一般論としては、セダンと比べるとリアのバルクヘッドがないため静粛性で劣る、ということになるのだろう。今回、A4と直接比較していないので差異はわからないが、絶対評価として、十分に静か。ドライブフィールや操作系に関しても、不満や不便を感じることはなかった。
キャラ的にも、アウディらしいスポーティさは感じられるものの、全体的に薄味と思った。これ、褒め言葉のつもりだ。セダンは乗っている時も尖ったところがなく、降りた後に後味を残らないくらいが良いと思っている。そして、A5スポーツバックは、そんなセダンライクな上質でエレガントさを備えた走り味なのだ。
試乗後、スペック表を見比べてみた。A5のクーペに対しては数値を出すまでもなく、乗降性やリアシートの居住性、そしてトランク容量など実用性においてはスポーツバックの方が勝る。
ではA4セダンに対してどうかというと、全長は15mm短く、全高は20mm低い。
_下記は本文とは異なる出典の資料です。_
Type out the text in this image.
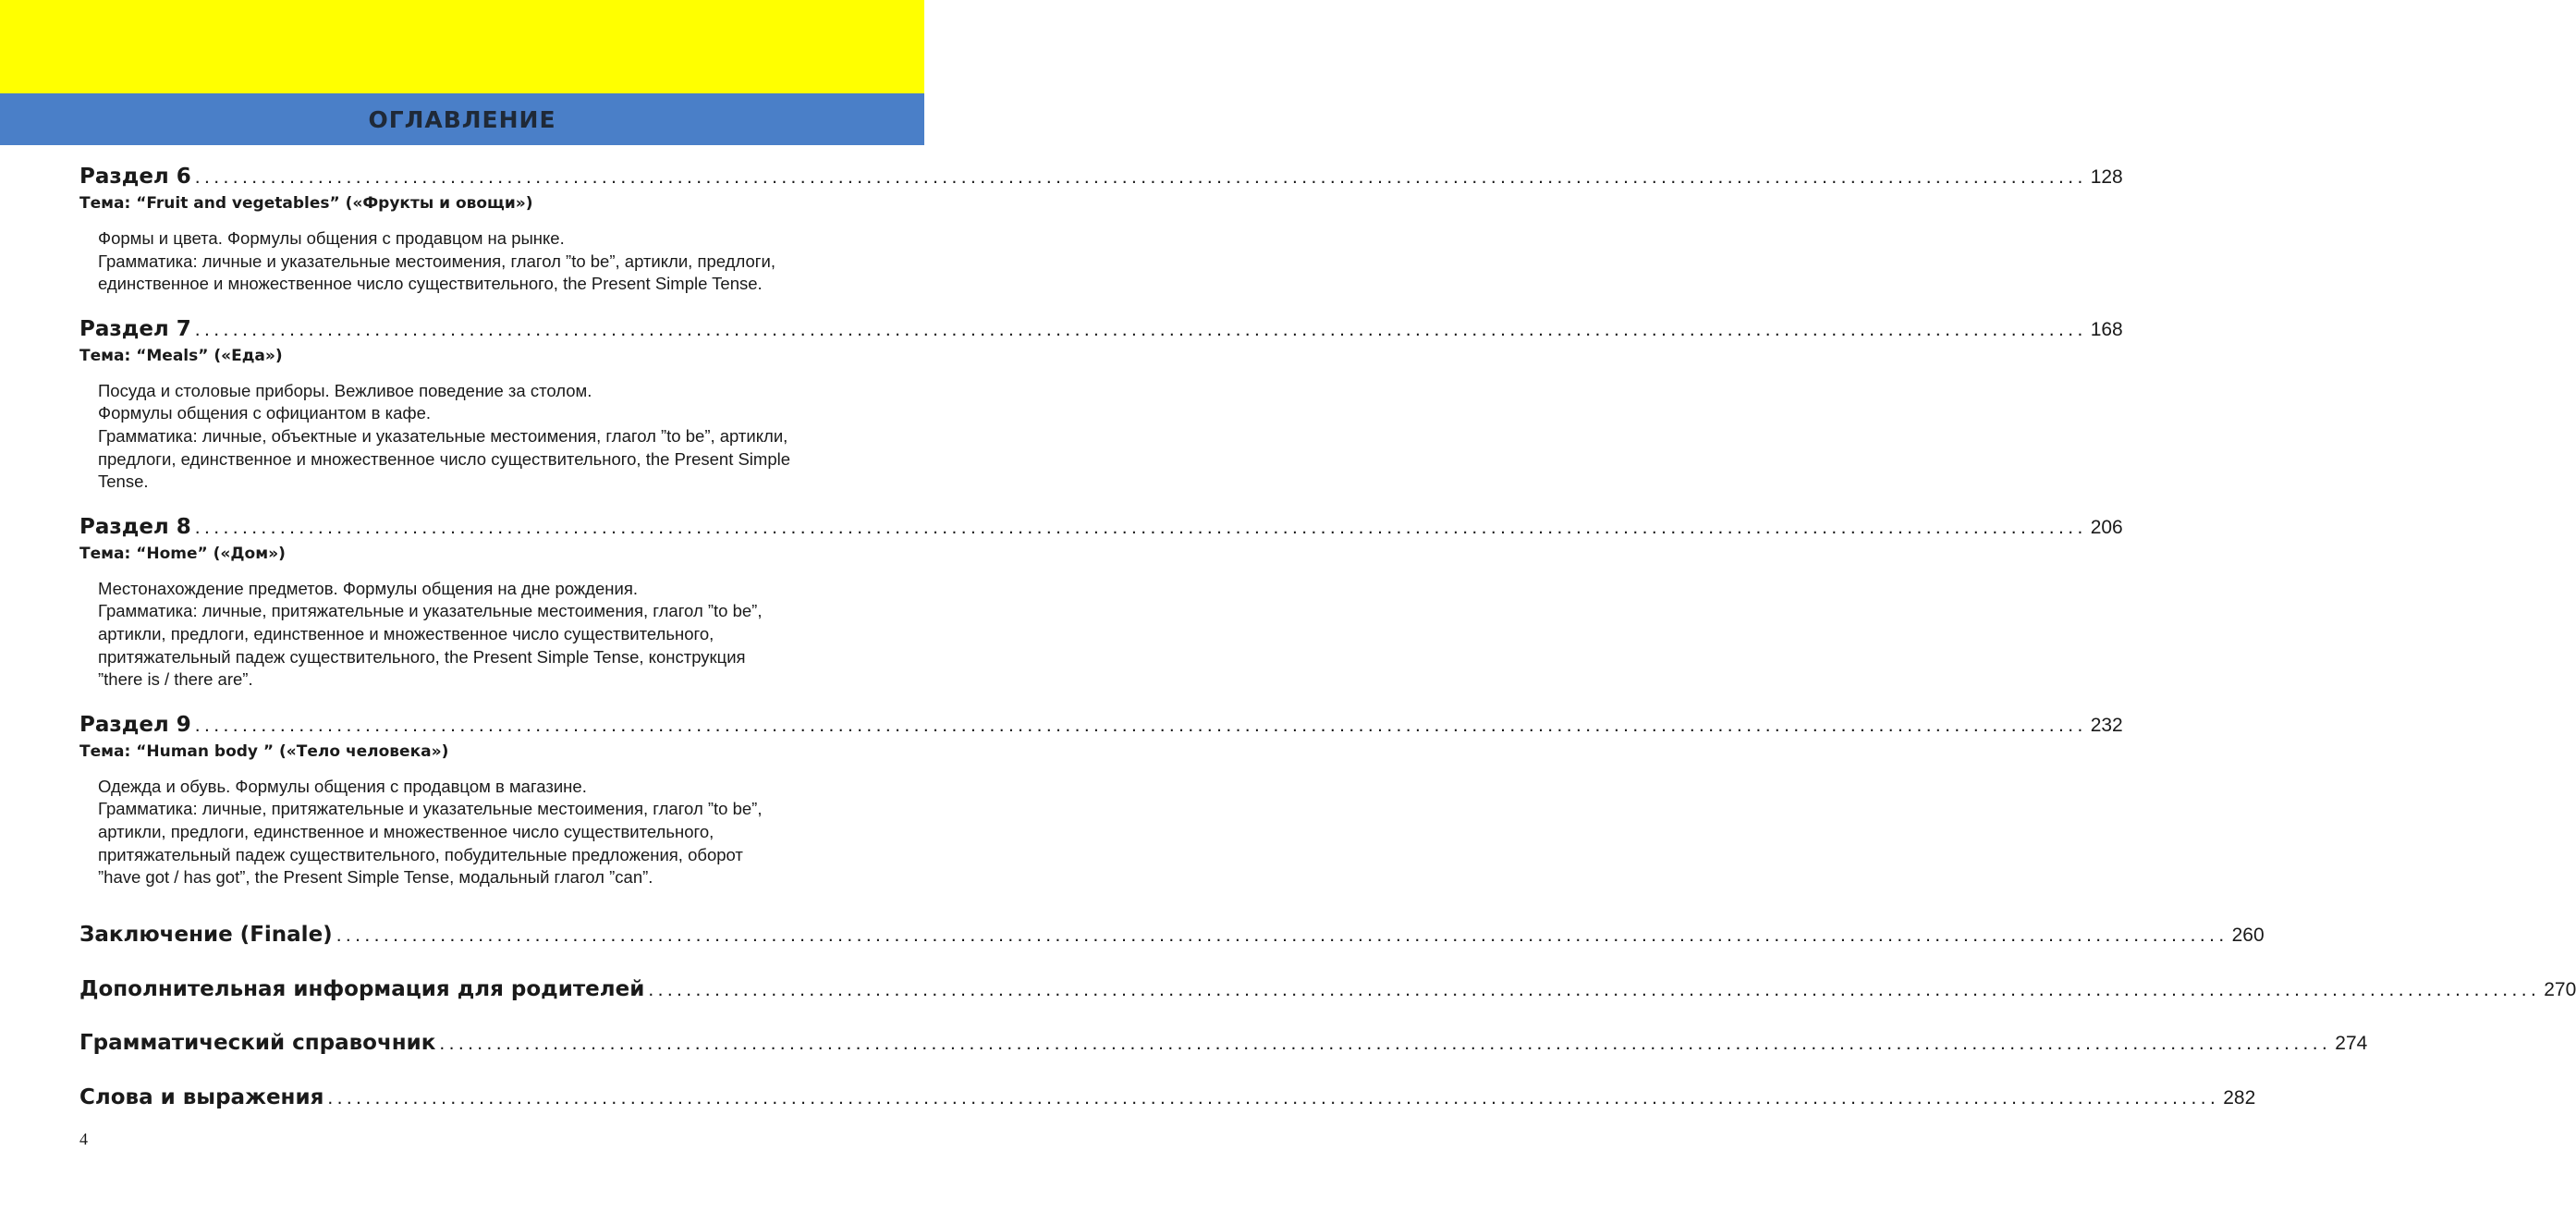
ОГЛАВЛЕНИЕ
Раздел 6 ........................................................................................................................................................................................................ 128
Тема: “Fruit and vegetables” («Фрукты и овощи»)
Формы и цвета. Формулы общения с продавцом на рынке.
Грамматика: личные и указательные местоимения, глагол ”to be”, артикли, предлоги,
единственное и множественное число существительного, the Present Simple Tense.
Раздел 7 ........................................................................................................................................................................................................ 168
Тема: “Meals” («Еда»)
Посуда и столовые приборы. Вежливое поведение за столом.
Формулы общения с официантом в кафе.
Грамматика: личные, объектные и указательные местоимения, глагол ”to be”, артикли,
предлоги, единственное и множественное число существительного, the Present Simple
Tense.
Раздел 8 ........................................................................................................................................................................................................ 206
Тема: “Home” («Дом»)
Местонахождение предметов. Формулы общения на дне рождения.
Грамматика: личные, притяжательные и указательные местоимения, глагол ”to be”,
артикли, предлоги, единственное и множественное число существительного,
притяжательный падеж существительного, the Present Simple Tense, конструкция
”there is / there are”.
Раздел 9 ........................................................................................................................................................................................................ 232
Тема: “Human body ” («Тело человека»)
Одежда и обувь. Формулы общения с продавцом в магазине.
Грамматика: личные, притяжательные и указательные местоимения, глагол ”to be”,
артикли, предлоги, единственное и множественное число существительного,
притяжательный падеж существительного, побудительные предложения, оборот
”have got / has got”, the Present Simple Tense, модальный глагол ”can”.
Заключение (Finale) ........................................................................................................................................................................................................ 260
Дополнительная информация для родителей ........................................................................................................................................................................................................ 270
Грамматический справочник ........................................................................................................................................................................................................ 274
Слова и выражения ........................................................................................................................................................................................................ 282
4
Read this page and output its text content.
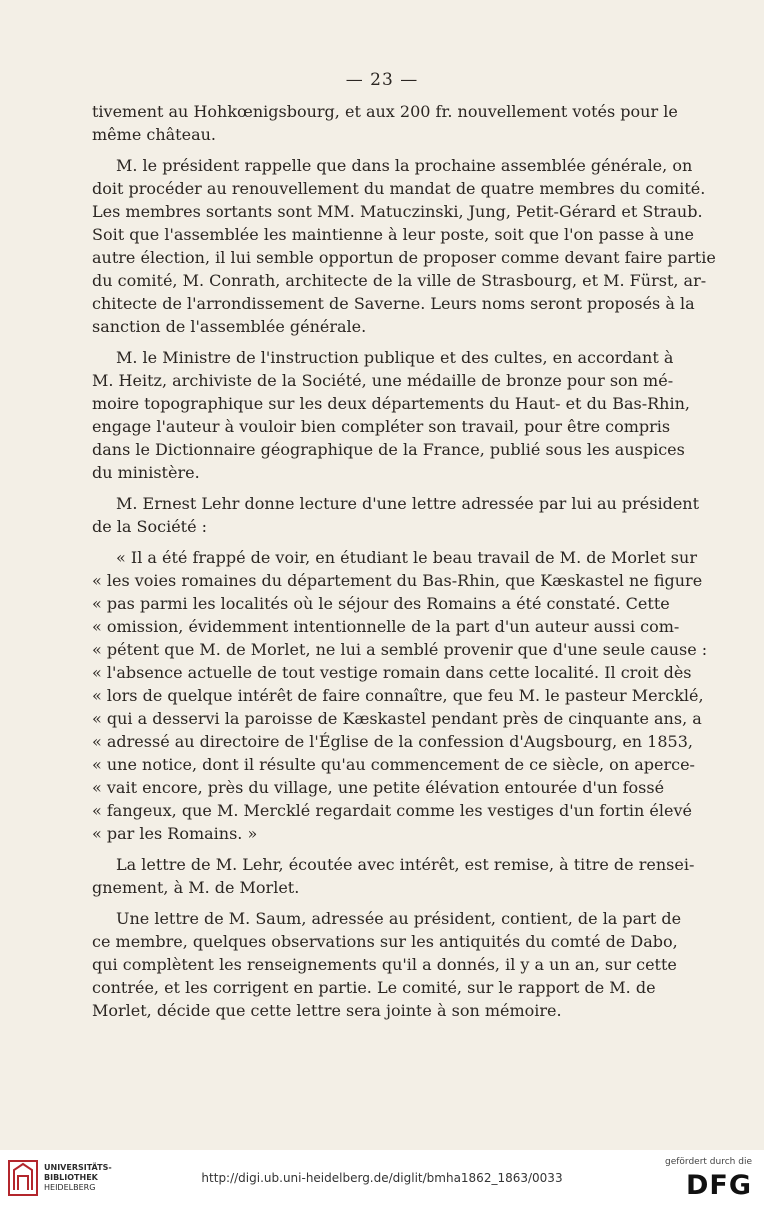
— 23 —
tivement au Hohkœnigsbourg, et aux 200 fr. nouvellement votés pour le
même château.
M. le président rappelle que dans la prochaine assemblée générale, on
doit procéder au renouvellement du mandat de quatre membres du comité.
Les membres sortants sont MM. Matuczinski, Jung, Petit-Gérard et Straub.
Soit que l'assemblée les maintienne à leur poste, soit que l'on passe à une
autre élection, il lui semble opportun de proposer comme devant faire partie
du comité, M. Conrath, architecte de la ville de Strasbourg, et M. Fürst, ar-
chitecte de l'arrondissement de Saverne. Leurs noms seront proposés à la
sanction de l'assemblée générale.
M. le Ministre de l'instruction publique et des cultes, en accordant à
M. Heitz, archiviste de la Société, une médaille de bronze pour son mé-
moire topographique sur les deux départements du Haut- et du Bas-Rhin,
engage l'auteur à vouloir bien compléter son travail, pour être compris
dans le Dictionnaire géographique de la France, publié sous les auspices
du ministère.
M. Ernest Lehr donne lecture d'une lettre adressée par lui au président
de la Société :
« Il a été frappé de voir, en étudiant le beau travail de M. de Morlet sur
« les voies romaines du département du Bas-Rhin, que Kæskastel ne figure
« pas parmi les localités où le séjour des Romains a été constaté. Cette
« omission, évidemment intentionnelle de la part d'un auteur aussi com-
« pétent que M. de Morlet, ne lui a semblé provenir que d'une seule cause :
« l'absence actuelle de tout vestige romain dans cette localité. Il croit dès
« lors de quelque intérêt de faire connaître, que feu M. le pasteur Mercklé,
« qui a desservi la paroisse de Kæskastel pendant près de cinquante ans, a
« adressé au directoire de l'Église de la confession d'Augsbourg, en 1853,
« une notice, dont il résulte qu'au commencement de ce siècle, on aperce-
« vait encore, près du village, une petite élévation entourée d'un fossé
« fangeux, que M. Mercklé regardait comme les vestiges d'un fortin élevé
« par les Romains. »
La lettre de M. Lehr, écoutée avec intérêt, est remise, à titre de rensei-
gnement, à M. de Morlet.
Une lettre de M. Saum, adressée au président, contient, de la part de
ce membre, quelques observations sur les antiquités du comté de Dabo,
qui complètent les renseignements qu'il a donnés, il y a un an, sur cette
contrée, et les corrigent en partie. Le comité, sur le rapport de M. de
Morlet, décide que cette lettre sera jointe à son mémoire.
UNIVERSITÄTS-
BIBLIOTHEK
HEIDELBERG
http://digi.ub.uni-heidelberg.de/diglit/bmha1862_1863/0033
gefördert durch die
DFG
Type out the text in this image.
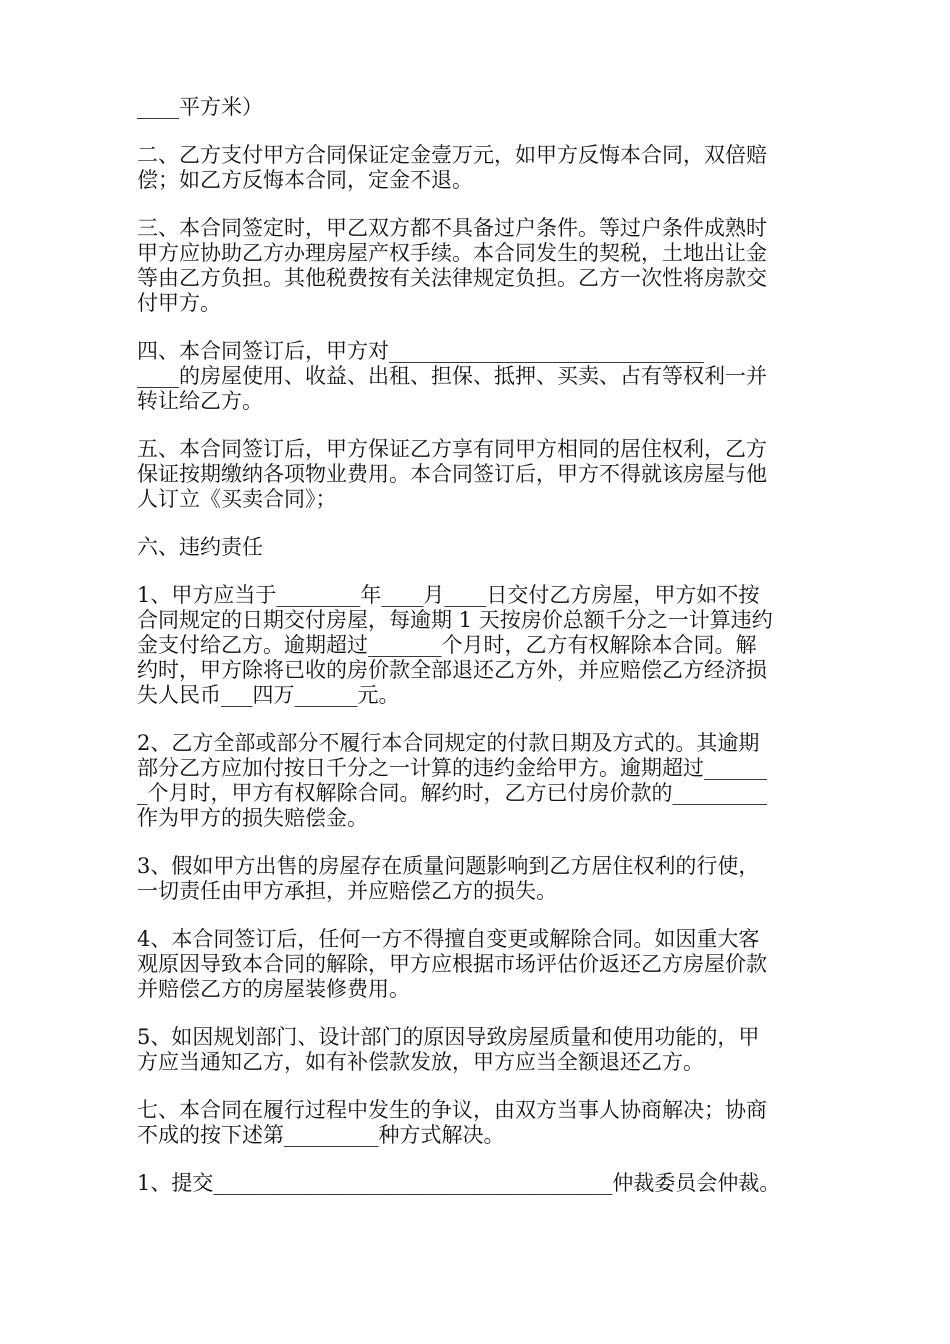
____平方米）
二、乙方支付甲方合同保证定金壹万元，如甲方反悔本合同，双倍赔
偿；如乙方反悔本合同，定金不退。
三、本合同签定时，甲乙双方都不具备过户条件。等过户条件成熟时
甲方应协助乙方办理房屋产权手续。本合同发生的契税，土地出让金
等由乙方负担。其他税费按有关法律规定负担。乙方一次性将房款交
付甲方。
四、本合同签订后，甲方对______________________________
____的房屋使用、收益、出租、担保、抵押、买卖、占有等权利一并
转让给乙方。
五、本合同签订后，甲方保证乙方享有同甲方相同的居住权利，乙方
保证按期缴纳各项物业费用。本合同签订后，甲方不得就该房屋与他
人订立《买卖合同》；
六、违约责任
1、甲方应当于________年____月____日交付乙方房屋，甲方如不按
合同规定的日期交付房屋，每逾期 1 天按房价总额千分之一计算违约
金支付给乙方。逾期超过_______个月时，乙方有权解除本合同。解
约时，甲方除将已收的房价款全部退还乙方外，并应赔偿乙方经济损
失人民币___四万______元。
2、乙方全部或部分不履行本合同规定的付款日期及方式的。其逾期
部分乙方应加付按日千分之一计算的违约金给甲方。逾期超过______
_个月时，甲方有权解除合同。解约时，乙方已付房价款的_________
作为甲方的损失赔偿金。
3、假如甲方出售的房屋存在质量问题影响到乙方居住权利的行使，
一切责任由甲方承担，并应赔偿乙方的损失。
4、本合同签订后，任何一方不得擅自变更或解除合同。如因重大客
观原因导致本合同的解除，甲方应根据市场评估价返还乙方房屋价款
并赔偿乙方的房屋装修费用。
5、如因规划部门、设计部门的原因导致房屋质量和使用功能的，甲
方应当通知乙方，如有补偿款发放，甲方应当全额退还乙方。
七、本合同在履行过程中发生的争议，由双方当事人协商解决；协商
不成的按下述第_________种方式解决。
1、提交______________________________________仲裁委员会仲裁。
ホイールベースは同じで、ラゲッジルーム容量は460L vs 465LでA5スポーツバックの方が若干ながら大きいのだ。A4にはディーゼルエンジンの設定がないので同じガソリンエンジン搭載モデルで比較すると、A5スポーツバックの方が51万円高い。セダン並みの実用性と快適性を兼ね備えながら、セダンほどフォーマル過ぎず、スタイリッシュでありながらカジュアルさも感じられるところがA5スポーツバックの最大の魅力ではないだろうか。